This was Christmas Eve.
The waitress delivered the food. The waitress was just a kid, maybe just finished Form Five. She looked like she’s from the Interior, here in KK to earn some money, probably minimum wage at that. The customer—my dinner companion—immediately got upset. Wrong food or wrong-filled order: the pasta was not as-asked. With disdain dripping as thick as goo, the customer let the waitress have it: “How much training have you had? How long have your worked here? Do you know how to take an order?”
Seemed like a kitchen mistake to me.
The food was returned…and came back wrong again: not the right salad oil. The anger intensified; the pontification prolonged; the rants tempias over to me: “I am not afraid of anyone”. Righteous dissatisfied customer started wagging a finger at the general direction of the kitchen chopping section. The kid stood and hovered at our table, quietly taking the barbs.
The food was returned a third time. I dreaded what was coming back from the kitchen. I looked at my plate. I have lost my appetite. I debated whether to eat my food. I have heard of stories of kitchen staff dicking with asshole customers’ orders. They gained their secret revenge by spitting on the food. Once, one guy told me he scooped drain water from outside the kitchen to “sauce” one cantankerous customer’s food.

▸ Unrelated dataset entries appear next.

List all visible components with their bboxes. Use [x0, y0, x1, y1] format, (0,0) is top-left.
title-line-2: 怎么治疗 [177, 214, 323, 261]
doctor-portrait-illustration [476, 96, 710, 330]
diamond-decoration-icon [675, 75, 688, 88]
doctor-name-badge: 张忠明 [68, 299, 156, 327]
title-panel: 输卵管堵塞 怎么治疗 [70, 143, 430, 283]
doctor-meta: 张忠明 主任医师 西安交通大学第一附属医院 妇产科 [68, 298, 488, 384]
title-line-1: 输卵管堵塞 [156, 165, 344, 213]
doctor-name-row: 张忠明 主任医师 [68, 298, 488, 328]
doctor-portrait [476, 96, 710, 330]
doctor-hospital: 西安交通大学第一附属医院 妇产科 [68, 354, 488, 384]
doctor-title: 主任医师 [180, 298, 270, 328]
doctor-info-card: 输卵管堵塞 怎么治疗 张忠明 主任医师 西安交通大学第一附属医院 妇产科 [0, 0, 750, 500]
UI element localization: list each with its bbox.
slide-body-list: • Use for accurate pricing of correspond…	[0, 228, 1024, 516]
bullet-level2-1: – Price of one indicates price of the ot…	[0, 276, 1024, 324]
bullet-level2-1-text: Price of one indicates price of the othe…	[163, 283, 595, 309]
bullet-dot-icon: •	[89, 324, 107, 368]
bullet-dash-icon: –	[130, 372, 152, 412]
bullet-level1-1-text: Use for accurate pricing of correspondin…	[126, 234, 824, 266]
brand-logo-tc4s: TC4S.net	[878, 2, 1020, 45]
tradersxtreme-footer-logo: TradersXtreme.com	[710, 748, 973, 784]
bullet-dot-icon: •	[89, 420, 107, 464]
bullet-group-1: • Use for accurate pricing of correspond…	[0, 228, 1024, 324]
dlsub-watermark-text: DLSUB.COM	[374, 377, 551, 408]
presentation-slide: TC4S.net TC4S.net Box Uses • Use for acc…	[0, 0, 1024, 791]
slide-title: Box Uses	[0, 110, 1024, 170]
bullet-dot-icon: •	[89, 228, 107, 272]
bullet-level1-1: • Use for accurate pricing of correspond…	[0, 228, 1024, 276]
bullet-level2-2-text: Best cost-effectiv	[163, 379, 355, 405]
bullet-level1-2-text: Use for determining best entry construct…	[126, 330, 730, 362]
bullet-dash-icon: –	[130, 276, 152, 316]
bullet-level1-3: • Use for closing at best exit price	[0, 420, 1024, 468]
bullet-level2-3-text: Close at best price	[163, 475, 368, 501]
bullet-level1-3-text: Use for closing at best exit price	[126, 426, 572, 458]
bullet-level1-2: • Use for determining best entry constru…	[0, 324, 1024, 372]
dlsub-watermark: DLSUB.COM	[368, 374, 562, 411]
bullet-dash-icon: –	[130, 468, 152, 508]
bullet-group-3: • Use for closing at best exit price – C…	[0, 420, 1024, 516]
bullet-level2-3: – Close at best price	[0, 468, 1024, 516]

One time or another, we are all guilty of squeezing the maximum self-righteous juice when we know we are absolutely right, and someone conversely is wrong. Most times, things are shades of grey…debatable and uncertain, but when we know we are right, there is the temptation to be self-righteous and feel entitled. And so, we feel we are in every sense justified to knock the wrong to a thousand pieces. To, in a manner of speaking, cut them to size. To be like God for once: infallible, and so what the heck, let me ride this wrath to the maximum. Perhaps, unconsciously hoarding the wins, for the opportunity may not come again.
We finished the dinner. I paid the bill. (Did I say I actually paid the bill?) We walked out of the door and so did the darkness. The customer was still hitting the upset thread mill on maximum gear: “You know, I am not afraid of anyone; I will tell them my piece of mind anytime.” Right.
Oh, to be self-righteous and angry, or to be magnanimous and happy? To forgive and look forward, for tomorrow is Christmas. Hark now, hear, the angels are not singing right now.